User-visible Changes: * Automatically-resizing xwidgets If you change the size of the window containing a browser window, Ezbl will automatically resize the xwidget to fit the new size. * Cookie handler Ezbl is now able to honor cookie PUT and GET requests from Uzbl, using Uzbl's (relatively) new "talk_to_socket" system. This means that it is not having to spawn a Python process for each and every cookie on every page you visit, but is talking over a UNIX domain socket (which is fast). This, combined with the new event system has enabled the following: * No more handler.py script Ezbl is now 100% Emacs Lisp, and does not need to launch external processes (aside from Uzbl, of course :). This is largely achieved through the new event-manager system, which lets Uzbl notify Ezbl of changes and events over Standard Output, making for a very quick communication. * Much faster performance This is largely related to the event and cookie handlers, but it bears repeating. In a few tests of loading yahoo.com, Ezbl would take about 30 seconds to finish loading the page. That time has now shrunk to just over 2.5 seconds. By using the event manager to let Uzbl notify us of changes, rather than querying and polling, the amount of dead-time has decreased dramatically. One commit in particular (d99f336) is responsible for the majority of this speedup. * New Emacs dependency Uzbl uses a special kind of socket type (SOCK_SEQPACKET) for its cookie handlers, and Emacs doesn't support such sockets (before 23.2, which I helped to add), so you will need to build a custom version of Emacs, available here: http://github.com/haxney/emacs Note that you need the "xembed" branch of that repository.
Performance has increased by about 10-fold (from "dismal" to "pretty good"), and most of it is due to a single, one-line commit. It truly is the little things that make all the difference.

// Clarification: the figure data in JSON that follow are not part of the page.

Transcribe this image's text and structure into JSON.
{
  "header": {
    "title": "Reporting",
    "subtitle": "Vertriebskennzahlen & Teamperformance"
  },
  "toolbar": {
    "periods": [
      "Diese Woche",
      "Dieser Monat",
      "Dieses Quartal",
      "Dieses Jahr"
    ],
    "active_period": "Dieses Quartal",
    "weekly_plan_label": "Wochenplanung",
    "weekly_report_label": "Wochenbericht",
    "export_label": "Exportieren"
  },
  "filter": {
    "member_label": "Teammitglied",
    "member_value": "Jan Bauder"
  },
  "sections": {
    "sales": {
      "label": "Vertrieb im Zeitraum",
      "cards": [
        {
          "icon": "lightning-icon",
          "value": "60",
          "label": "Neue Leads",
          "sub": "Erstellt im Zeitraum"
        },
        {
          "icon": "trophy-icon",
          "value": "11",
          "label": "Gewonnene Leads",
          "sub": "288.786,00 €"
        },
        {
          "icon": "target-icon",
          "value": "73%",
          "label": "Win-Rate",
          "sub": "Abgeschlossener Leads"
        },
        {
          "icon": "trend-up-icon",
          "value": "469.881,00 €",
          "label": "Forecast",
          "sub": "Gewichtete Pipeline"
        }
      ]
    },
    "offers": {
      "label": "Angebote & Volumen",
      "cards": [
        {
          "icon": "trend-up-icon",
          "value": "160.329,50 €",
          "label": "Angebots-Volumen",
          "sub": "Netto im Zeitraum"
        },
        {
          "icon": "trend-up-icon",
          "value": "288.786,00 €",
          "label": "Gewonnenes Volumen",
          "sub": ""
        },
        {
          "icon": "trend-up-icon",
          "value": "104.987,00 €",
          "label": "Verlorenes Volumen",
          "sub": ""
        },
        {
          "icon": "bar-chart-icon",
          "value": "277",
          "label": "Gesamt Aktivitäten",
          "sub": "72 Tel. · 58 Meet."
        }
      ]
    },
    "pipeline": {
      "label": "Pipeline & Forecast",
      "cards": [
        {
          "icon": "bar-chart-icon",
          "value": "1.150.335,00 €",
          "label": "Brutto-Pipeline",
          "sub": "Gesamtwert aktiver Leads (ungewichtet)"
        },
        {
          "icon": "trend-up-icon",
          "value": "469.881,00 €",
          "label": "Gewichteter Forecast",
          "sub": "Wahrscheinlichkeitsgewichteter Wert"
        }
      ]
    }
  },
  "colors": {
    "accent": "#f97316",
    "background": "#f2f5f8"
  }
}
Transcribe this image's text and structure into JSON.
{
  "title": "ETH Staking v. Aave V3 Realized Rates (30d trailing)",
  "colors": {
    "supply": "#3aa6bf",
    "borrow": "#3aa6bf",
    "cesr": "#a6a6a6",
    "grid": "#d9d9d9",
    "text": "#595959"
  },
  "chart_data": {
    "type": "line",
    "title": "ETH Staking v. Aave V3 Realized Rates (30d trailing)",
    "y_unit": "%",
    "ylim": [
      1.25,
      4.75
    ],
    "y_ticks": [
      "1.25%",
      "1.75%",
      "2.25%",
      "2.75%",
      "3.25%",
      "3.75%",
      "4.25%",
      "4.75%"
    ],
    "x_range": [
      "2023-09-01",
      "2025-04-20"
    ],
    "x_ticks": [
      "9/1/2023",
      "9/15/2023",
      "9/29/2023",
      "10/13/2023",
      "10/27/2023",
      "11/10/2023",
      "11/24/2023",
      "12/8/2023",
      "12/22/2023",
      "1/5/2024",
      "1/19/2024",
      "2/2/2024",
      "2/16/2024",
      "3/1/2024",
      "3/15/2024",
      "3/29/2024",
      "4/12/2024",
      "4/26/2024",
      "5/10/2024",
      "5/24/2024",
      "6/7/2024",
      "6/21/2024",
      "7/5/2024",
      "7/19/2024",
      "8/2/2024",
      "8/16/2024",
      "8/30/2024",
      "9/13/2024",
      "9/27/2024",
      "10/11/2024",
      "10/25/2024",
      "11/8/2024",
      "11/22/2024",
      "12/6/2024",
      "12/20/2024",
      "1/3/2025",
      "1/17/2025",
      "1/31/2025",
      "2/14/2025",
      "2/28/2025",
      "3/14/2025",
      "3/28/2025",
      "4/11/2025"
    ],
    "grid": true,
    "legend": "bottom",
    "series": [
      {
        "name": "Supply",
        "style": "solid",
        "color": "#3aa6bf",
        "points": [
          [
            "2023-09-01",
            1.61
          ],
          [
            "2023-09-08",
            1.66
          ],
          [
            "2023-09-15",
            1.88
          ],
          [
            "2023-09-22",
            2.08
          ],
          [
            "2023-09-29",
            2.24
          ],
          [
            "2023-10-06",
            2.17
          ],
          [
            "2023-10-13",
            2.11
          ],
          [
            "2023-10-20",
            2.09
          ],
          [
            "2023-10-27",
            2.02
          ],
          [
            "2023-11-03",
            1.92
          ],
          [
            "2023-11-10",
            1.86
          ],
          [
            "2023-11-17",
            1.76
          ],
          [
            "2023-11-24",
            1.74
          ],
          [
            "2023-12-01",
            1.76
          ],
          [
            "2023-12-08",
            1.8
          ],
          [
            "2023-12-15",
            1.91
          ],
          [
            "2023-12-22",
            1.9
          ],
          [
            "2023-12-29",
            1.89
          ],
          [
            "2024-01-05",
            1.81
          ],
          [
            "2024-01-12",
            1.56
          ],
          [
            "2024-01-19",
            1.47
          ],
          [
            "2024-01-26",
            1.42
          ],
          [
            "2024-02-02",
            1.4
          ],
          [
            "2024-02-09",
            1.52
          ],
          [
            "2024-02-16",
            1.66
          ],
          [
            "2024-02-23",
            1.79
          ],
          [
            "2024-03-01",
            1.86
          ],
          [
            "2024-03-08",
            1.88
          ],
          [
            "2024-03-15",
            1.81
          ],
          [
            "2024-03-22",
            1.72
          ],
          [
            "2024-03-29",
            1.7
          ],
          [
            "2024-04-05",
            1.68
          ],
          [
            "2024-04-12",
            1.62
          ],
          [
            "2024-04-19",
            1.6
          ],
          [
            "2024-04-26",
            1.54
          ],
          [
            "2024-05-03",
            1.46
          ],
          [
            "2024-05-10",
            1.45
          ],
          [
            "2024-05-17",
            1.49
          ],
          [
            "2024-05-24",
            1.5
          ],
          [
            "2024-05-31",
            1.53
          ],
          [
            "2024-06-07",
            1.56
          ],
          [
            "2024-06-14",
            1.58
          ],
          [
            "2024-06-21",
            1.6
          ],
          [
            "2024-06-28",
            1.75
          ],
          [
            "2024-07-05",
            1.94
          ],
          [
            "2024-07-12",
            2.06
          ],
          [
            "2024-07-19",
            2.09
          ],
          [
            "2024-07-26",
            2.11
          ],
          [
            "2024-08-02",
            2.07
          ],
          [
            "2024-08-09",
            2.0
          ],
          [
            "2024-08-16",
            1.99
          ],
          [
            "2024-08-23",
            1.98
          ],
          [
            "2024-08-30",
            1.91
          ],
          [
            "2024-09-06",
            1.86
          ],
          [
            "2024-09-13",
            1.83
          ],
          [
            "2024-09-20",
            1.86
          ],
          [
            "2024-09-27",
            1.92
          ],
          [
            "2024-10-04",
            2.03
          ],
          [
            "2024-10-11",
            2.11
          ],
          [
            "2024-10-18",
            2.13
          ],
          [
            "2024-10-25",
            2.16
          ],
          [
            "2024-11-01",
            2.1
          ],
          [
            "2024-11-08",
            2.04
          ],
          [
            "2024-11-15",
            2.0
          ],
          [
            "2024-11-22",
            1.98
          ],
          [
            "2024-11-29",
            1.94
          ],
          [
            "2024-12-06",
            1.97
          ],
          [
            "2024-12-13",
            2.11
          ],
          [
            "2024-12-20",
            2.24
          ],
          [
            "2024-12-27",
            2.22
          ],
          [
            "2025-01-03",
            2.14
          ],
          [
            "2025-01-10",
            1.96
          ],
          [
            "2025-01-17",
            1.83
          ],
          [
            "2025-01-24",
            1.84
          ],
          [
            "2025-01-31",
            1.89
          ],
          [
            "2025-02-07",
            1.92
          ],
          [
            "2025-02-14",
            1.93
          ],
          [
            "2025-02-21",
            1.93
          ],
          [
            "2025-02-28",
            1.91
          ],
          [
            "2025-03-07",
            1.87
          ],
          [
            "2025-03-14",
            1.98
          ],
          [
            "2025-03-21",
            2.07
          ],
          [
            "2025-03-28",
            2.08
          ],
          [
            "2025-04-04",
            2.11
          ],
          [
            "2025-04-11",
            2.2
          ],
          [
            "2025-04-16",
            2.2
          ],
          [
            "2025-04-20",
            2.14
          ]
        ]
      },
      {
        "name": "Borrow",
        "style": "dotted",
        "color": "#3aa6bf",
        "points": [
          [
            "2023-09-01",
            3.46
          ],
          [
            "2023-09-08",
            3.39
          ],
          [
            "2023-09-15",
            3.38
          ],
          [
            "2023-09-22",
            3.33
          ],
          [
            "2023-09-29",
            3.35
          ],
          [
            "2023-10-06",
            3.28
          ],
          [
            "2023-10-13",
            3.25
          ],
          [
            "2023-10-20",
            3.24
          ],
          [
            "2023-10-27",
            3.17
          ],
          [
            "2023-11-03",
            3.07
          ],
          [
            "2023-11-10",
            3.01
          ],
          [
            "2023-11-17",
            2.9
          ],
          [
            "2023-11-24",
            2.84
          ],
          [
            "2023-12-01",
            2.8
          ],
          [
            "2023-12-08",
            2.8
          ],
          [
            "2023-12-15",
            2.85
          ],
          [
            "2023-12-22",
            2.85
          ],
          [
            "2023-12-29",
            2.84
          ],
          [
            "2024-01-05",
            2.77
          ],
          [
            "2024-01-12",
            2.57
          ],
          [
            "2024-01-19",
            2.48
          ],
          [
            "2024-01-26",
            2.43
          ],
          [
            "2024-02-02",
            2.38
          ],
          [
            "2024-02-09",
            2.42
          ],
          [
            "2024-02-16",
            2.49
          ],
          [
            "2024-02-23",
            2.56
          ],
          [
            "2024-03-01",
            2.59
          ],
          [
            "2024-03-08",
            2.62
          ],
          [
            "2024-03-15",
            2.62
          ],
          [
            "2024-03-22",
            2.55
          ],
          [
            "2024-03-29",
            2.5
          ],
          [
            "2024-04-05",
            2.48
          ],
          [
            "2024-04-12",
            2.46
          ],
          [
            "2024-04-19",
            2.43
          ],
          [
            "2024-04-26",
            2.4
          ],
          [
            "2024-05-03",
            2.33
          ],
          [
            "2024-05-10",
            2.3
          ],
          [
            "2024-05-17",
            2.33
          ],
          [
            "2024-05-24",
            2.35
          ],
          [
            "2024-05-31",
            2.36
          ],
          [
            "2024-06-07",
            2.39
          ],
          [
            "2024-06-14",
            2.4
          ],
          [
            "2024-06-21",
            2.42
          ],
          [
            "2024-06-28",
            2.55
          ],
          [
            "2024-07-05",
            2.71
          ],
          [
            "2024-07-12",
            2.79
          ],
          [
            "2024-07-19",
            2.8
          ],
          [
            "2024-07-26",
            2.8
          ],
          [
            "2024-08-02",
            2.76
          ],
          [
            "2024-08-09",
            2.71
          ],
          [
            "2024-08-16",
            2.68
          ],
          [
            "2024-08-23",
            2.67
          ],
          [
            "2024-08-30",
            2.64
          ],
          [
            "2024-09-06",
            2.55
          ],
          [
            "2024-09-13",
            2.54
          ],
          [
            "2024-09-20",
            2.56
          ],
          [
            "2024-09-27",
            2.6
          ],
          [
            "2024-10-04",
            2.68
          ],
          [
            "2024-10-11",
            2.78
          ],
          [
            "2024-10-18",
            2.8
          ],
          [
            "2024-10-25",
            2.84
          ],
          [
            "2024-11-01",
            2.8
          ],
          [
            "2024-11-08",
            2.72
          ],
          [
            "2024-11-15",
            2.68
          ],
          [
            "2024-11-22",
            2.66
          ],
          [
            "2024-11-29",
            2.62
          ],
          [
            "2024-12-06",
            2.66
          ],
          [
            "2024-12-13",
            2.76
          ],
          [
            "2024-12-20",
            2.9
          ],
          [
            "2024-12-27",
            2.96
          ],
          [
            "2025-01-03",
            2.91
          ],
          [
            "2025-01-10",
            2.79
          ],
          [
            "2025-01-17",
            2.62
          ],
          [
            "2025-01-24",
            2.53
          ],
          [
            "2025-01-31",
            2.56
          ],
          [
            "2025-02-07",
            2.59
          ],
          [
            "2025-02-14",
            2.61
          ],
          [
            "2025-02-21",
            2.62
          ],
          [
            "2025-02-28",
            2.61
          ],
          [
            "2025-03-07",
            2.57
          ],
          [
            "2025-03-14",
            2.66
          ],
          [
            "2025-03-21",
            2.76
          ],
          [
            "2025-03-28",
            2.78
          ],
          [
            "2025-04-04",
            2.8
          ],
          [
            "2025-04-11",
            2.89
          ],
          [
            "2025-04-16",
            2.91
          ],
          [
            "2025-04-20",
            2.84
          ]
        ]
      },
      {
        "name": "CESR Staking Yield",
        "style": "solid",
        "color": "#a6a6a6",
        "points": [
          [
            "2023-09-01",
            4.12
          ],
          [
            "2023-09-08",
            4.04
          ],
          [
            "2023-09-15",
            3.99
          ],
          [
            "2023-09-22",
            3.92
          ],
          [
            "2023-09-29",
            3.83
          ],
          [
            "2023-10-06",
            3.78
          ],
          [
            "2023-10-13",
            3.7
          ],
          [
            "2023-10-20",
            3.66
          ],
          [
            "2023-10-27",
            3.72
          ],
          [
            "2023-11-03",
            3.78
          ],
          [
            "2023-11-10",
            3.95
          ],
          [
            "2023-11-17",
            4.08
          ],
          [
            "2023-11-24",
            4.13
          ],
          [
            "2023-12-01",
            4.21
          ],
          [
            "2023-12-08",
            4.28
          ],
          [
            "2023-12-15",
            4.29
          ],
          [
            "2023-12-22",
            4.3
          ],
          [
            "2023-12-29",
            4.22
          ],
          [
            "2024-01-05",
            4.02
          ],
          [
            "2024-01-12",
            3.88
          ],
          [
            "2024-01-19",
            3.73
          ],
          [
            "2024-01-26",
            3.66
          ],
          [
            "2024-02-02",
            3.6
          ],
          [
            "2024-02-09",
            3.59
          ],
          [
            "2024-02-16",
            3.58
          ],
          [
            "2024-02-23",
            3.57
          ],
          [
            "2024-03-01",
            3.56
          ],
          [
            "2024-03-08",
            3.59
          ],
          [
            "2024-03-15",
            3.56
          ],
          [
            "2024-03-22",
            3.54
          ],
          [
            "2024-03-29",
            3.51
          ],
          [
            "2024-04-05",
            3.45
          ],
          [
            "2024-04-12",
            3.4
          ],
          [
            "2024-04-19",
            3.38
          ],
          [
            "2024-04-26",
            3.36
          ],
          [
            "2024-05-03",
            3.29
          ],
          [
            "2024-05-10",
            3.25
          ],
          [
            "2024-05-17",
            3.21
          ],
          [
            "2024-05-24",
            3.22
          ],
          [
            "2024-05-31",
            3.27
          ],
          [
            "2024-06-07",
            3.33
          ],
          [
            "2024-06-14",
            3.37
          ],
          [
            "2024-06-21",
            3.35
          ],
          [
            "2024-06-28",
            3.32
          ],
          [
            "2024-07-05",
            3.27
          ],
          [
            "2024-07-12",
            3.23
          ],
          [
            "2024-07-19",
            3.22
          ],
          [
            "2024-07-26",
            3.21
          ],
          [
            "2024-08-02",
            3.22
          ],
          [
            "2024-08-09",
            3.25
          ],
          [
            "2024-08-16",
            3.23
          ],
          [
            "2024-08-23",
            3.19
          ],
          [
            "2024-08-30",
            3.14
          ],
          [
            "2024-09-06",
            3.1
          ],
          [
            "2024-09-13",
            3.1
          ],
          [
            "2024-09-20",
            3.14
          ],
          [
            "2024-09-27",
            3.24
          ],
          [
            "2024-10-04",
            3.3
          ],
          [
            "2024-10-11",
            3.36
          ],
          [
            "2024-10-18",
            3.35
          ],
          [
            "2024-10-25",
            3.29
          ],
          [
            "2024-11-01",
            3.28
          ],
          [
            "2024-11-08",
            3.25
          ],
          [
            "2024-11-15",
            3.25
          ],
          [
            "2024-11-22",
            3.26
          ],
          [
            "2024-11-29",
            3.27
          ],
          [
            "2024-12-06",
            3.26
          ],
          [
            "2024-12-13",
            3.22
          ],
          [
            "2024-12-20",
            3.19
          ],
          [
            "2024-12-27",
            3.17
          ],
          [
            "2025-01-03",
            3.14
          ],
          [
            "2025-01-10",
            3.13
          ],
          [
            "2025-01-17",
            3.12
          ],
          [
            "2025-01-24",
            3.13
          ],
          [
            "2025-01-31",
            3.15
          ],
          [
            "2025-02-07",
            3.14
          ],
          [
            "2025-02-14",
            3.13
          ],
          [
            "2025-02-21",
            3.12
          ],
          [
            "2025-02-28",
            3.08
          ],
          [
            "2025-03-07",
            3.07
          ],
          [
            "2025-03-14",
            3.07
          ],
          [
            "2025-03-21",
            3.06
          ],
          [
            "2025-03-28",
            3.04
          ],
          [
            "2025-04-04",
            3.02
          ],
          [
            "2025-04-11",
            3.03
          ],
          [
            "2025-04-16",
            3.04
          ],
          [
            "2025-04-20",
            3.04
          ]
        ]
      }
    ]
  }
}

As an example, loading Yahoo.com took about 30 seconds in the bad old version and it now takes just over 2.5 seconds to do the same thing, while remaining much more responsive during the whole load.
Anyway, it is getting to the point where it is starting to be actually useful (though without keyboard support, it still isn't ready to replace Firefox), which is really cool! The biggest limitation at this point is that it requires patches to Emacs that are not currently in any released version (though my SOCK_SEQPACKET patch is scheduled for 23.2!), so it isn't something you can just download and play with right away. I'm working with the people involved to try to get the relevant pieces in line so that experiencing the latest and greatest browsing system for Emacs isn't quite so big of a burden.
Once again, comments are always welcome, and definitely let me know if you have given it a try!